İftar ve sahurda yiyecek tercihlerinin önemine değinerek Uzm. Dr. Bakcan, yemeklerin özellikle fırında, haşlama ya da buharda pişirilmesi gerektiğini belirtti. “Ayrıca, yemeklerin aşırı tuzlu, baharatlı ve acılı olmamasına dikkat edilmeli ve öğün süreleri uzatılarak aralıklı bir şekilde yavaşça tüketilmelidir” diye ekledi.
‘KRONİK HASTALIĞI OLANLAR HEKİME DANIŞMALI’
Oruç tutma gerekliliği konusunda açıklamalarda bulunan Uzm. Dr. Bakcan, “Sağlıklı olan her birey oruç tutabilir. Ancak kronik hastalıkları bulunan (diyabet, hipertansiyon, kalp ve damar hastalıkları, böbrek yetmezlikleri, kronik akciğer hastalıkları, kronik karaciğer hastalıkları) ve çok sayıda ilaç kullanan kişilerin, ayrıca kanser hastalarının, tedavi düzenleri ve uygunlukları hakkında mutlaka hekimlerine danışmaları önemlidir” ifadelerini kullandı.
“EGZERSİZ VE YETERLİ SU TÜKETİLEREK KİLO KONTROLÜ SAĞLANABİLİR”
Kilo kontrolü hakkında bilgi veren Uzm. Dr. Bakcan, “Doğru gıda seçimleri, düzenli egzersiz ve yeterli su tüketimi ile kilo kontrolü sağlanabilir. İftar ile sahur arasında ve özellikle iftardan 1-2 saat sonra, 1 saat kadar orta tempolu bir yürüyüş yapılması ve ağır egzersizlerden kaçınılması önerilmektedir” dedi.
EKMEK, PİLAV, MAKARNA TÜKETİLMESİ KİLO ALIMINA YOL AÇABİLİR’

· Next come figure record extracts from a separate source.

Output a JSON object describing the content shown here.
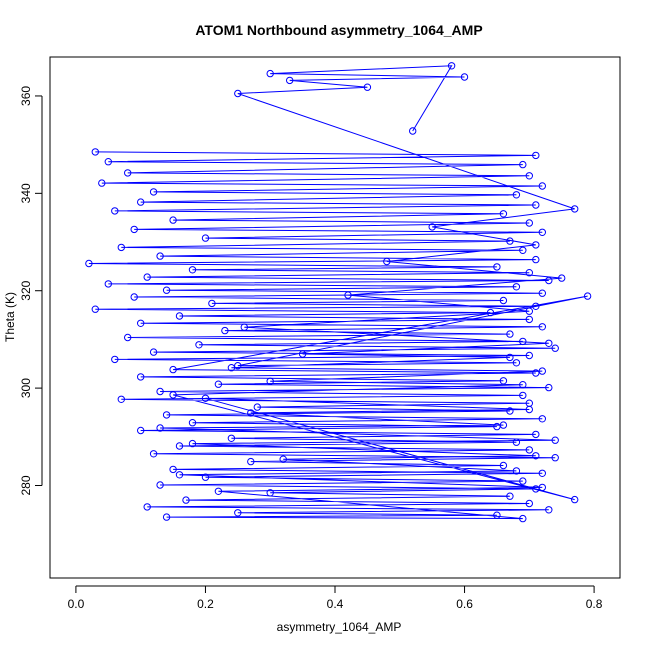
{
  "chart_data": {
    "type": "line",
    "title": "ATOM1 Northbound asymmetry_1064_AMP",
    "xlabel": "asymmetry_1064_AMP",
    "ylabel": "Theta (K)",
    "xlim": [
      -0.04,
      0.84
    ],
    "ylim": [
      261,
      368
    ],
    "x_ticks": [
      0.0,
      0.2,
      0.4,
      0.6,
      0.8
    ],
    "x_tick_labels": [
      "0.0",
      "0.2",
      "0.4",
      "0.6",
      "0.8"
    ],
    "y_ticks": [
      280,
      300,
      320,
      340,
      360
    ],
    "y_tick_labels": [
      "280",
      "300",
      "320",
      "340",
      "360"
    ],
    "markers": "open-circle",
    "grid": false,
    "legend": "none",
    "color": "#0000ff",
    "series": [
      {
        "x": [
          0.03,
          0.71,
          0.05,
          0.69,
          0.08,
          0.7,
          0.04,
          0.72,
          0.12,
          0.68,
          0.1,
          0.71,
          0.06,
          0.66,
          0.15,
          0.7,
          0.09,
          0.72,
          0.2,
          0.67,
          0.07,
          0.69,
          0.13,
          0.71,
          0.02,
          0.65,
          0.18,
          0.7,
          0.11,
          0.73,
          0.05,
          0.68,
          0.14,
          0.72,
          0.09,
          0.66,
          0.21,
          0.71,
          0.03,
          0.64,
          0.16,
          0.7,
          0.1,
          0.72,
          0.23,
          0.67,
          0.08,
          0.69,
          0.19,
          0.74,
          0.12,
          0.7,
          0.06,
          0.68,
          0.25,
          0.79,
          0.15,
          0.71,
          0.1,
          0.66,
          0.22,
          0.73,
          0.13,
          0.69,
          0.07,
          0.7,
          0.28,
          0.67,
          0.14,
          0.72,
          0.18,
          0.65,
          0.1,
          0.71,
          0.24,
          0.68,
          0.16,
          0.7,
          0.12,
          0.74,
          0.27,
          0.66,
          0.15,
          0.72,
          0.2,
          0.69,
          0.13,
          0.71,
          0.3,
          0.67,
          0.17,
          0.7,
          0.11,
          0.73,
          0.25,
          0.65,
          0.14,
          0.69,
          0.22,
          0.72,
          0.16,
          0.68,
          0.32,
          0.71,
          0.18,
          0.74,
          0.13,
          0.66,
          0.27,
          0.7,
          0.2,
          0.77,
          0.15,
          0.69,
          0.3,
          0.72,
          0.24,
          0.67,
          0.35,
          0.73,
          0.26,
          0.7,
          0.42,
          0.75,
          0.48,
          0.71,
          0.55,
          0.77,
          0.25,
          0.45,
          0.33,
          0.6,
          0.3,
          0.58,
          0.52
        ],
        "y": [
          348.5,
          347.8,
          346.5,
          345.9,
          344.2,
          343.6,
          342.1,
          341.5,
          340.3,
          339.7,
          338.2,
          337.6,
          336.4,
          335.8,
          334.5,
          333.9,
          332.6,
          332.0,
          330.8,
          330.2,
          328.9,
          328.3,
          327.1,
          326.4,
          325.6,
          324.9,
          324.3,
          323.7,
          322.8,
          322.1,
          321.4,
          320.8,
          320.1,
          319.5,
          318.7,
          318.0,
          317.4,
          316.8,
          316.2,
          315.5,
          314.8,
          314.1,
          313.3,
          312.6,
          311.8,
          311.1,
          310.4,
          309.6,
          308.9,
          308.2,
          307.4,
          306.7,
          305.9,
          305.2,
          304.6,
          318.9,
          303.8,
          303.1,
          302.3,
          301.5,
          300.8,
          300.1,
          299.3,
          298.5,
          297.7,
          296.9,
          296.1,
          295.3,
          294.5,
          293.7,
          292.9,
          292.1,
          291.3,
          290.5,
          289.7,
          288.9,
          288.1,
          287.3,
          286.5,
          285.7,
          284.9,
          284.1,
          283.3,
          282.5,
          281.7,
          280.9,
          280.1,
          279.3,
          278.5,
          277.8,
          277.0,
          276.3,
          275.6,
          275.0,
          274.4,
          273.9,
          273.5,
          273.2,
          278.8,
          279.6,
          282.2,
          283.0,
          285.4,
          286.1,
          288.6,
          289.3,
          291.8,
          292.4,
          294.9,
          295.6,
          297.9,
          277.1,
          298.6,
          300.7,
          301.4,
          303.5,
          304.2,
          306.3,
          307.0,
          309.2,
          312.5,
          315.8,
          319.1,
          322.6,
          326.0,
          329.4,
          333.1,
          336.8,
          360.5,
          361.8,
          363.2,
          363.9,
          364.6,
          366.2,
          352.8
        ]
      }
    ]
  }
}
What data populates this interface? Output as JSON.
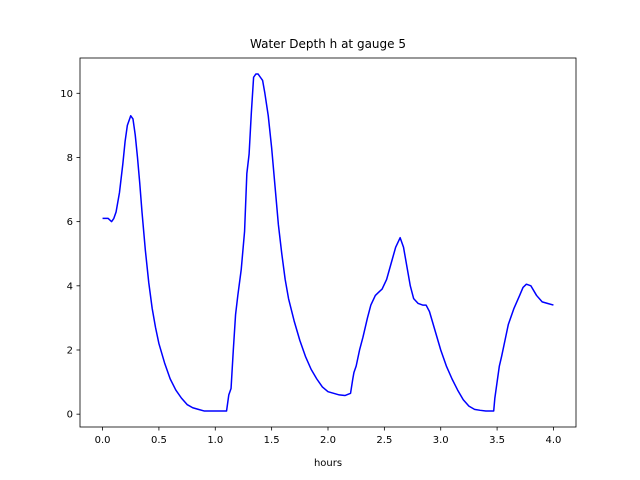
{
  "chart_data": {
    "type": "line",
    "title": "Water Depth h at gauge 5",
    "xlabel": "hours",
    "ylabel": "",
    "xlim": [
      -0.2,
      4.2
    ],
    "ylim": [
      -0.4,
      11.1
    ],
    "xticks": [
      0.0,
      0.5,
      1.0,
      1.5,
      2.0,
      2.5,
      3.0,
      3.5,
      4.0
    ],
    "xtick_labels": [
      "0.0",
      "0.5",
      "1.0",
      "1.5",
      "2.0",
      "2.5",
      "3.0",
      "3.5",
      "4.0"
    ],
    "yticks": [
      0,
      2,
      4,
      6,
      8,
      10
    ],
    "ytick_labels": [
      "0",
      "2",
      "4",
      "6",
      "8",
      "10"
    ],
    "grid": false,
    "series": [
      {
        "color": "#0000ff",
        "x": [
          0.0,
          0.05,
          0.08,
          0.1,
          0.12,
          0.15,
          0.18,
          0.2,
          0.22,
          0.25,
          0.27,
          0.29,
          0.31,
          0.33,
          0.35,
          0.38,
          0.41,
          0.44,
          0.47,
          0.5,
          0.55,
          0.6,
          0.65,
          0.7,
          0.75,
          0.8,
          0.85,
          0.9,
          0.95,
          1.0,
          1.05,
          1.1,
          1.12,
          1.14,
          1.16,
          1.18,
          1.2,
          1.23,
          1.26,
          1.28,
          1.3,
          1.32,
          1.34,
          1.36,
          1.38,
          1.4,
          1.42,
          1.44,
          1.47,
          1.5,
          1.53,
          1.56,
          1.59,
          1.62,
          1.65,
          1.7,
          1.75,
          1.8,
          1.85,
          1.9,
          1.95,
          2.0,
          2.05,
          2.1,
          2.15,
          2.2,
          2.22,
          2.23,
          2.25,
          2.28,
          2.31,
          2.35,
          2.38,
          2.42,
          2.45,
          2.48,
          2.52,
          2.56,
          2.6,
          2.64,
          2.67,
          2.7,
          2.73,
          2.76,
          2.8,
          2.84,
          2.87,
          2.9,
          2.95,
          3.0,
          3.05,
          3.1,
          3.15,
          3.2,
          3.25,
          3.3,
          3.35,
          3.4,
          3.45,
          3.47,
          3.48,
          3.5,
          3.52,
          3.54,
          3.57,
          3.6,
          3.65,
          3.7,
          3.73,
          3.76,
          3.8,
          3.85,
          3.9,
          3.95,
          4.0
        ],
        "y": [
          6.1,
          6.1,
          6.0,
          6.1,
          6.3,
          6.9,
          7.8,
          8.5,
          9.0,
          9.3,
          9.2,
          8.7,
          8.0,
          7.2,
          6.3,
          5.1,
          4.1,
          3.3,
          2.7,
          2.2,
          1.6,
          1.1,
          0.75,
          0.5,
          0.3,
          0.2,
          0.15,
          0.1,
          0.1,
          0.1,
          0.1,
          0.1,
          0.6,
          0.8,
          2.0,
          3.1,
          3.7,
          4.5,
          5.7,
          7.5,
          8.1,
          9.4,
          10.5,
          10.6,
          10.6,
          10.5,
          10.4,
          10.0,
          9.3,
          8.3,
          7.1,
          5.9,
          5.0,
          4.2,
          3.6,
          2.9,
          2.3,
          1.8,
          1.4,
          1.1,
          0.85,
          0.7,
          0.65,
          0.6,
          0.58,
          0.65,
          1.1,
          1.3,
          1.5,
          2.0,
          2.4,
          3.0,
          3.4,
          3.7,
          3.8,
          3.9,
          4.2,
          4.7,
          5.2,
          5.5,
          5.2,
          4.6,
          4.0,
          3.6,
          3.45,
          3.4,
          3.4,
          3.2,
          2.6,
          2.0,
          1.5,
          1.1,
          0.75,
          0.45,
          0.25,
          0.15,
          0.12,
          0.1,
          0.1,
          0.1,
          0.5,
          1.0,
          1.5,
          1.8,
          2.3,
          2.8,
          3.3,
          3.7,
          3.95,
          4.05,
          4.0,
          3.7,
          3.5,
          3.45,
          3.4
        ]
      }
    ]
  }
}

Ramazan ayındaki kilo alımına yol açabilecek davranış hataları hakkında bilgi veren Uzm. Dr. Bakcan, “Özellikle kan şekerini hızlı bir şekilde yükselten ekmek, pilav ve makarna gibi gıdaların aşırı tüketimi, gazlı ve şekerli içeceklerin fazla kullanılması, şerbetli tatlıların tercih edilmesi ve egzersiz yapılmaması, kilo kontrolünü olumsuz etkileyebilir. Bunun yanı sıra gıdaların pişirilme yöntemi ve beslenmenin dikkatli bir şekilde aralıklı ve yavaş yapılması da son derece önemlidir” şeklinde değerlendirmelerde bulundu.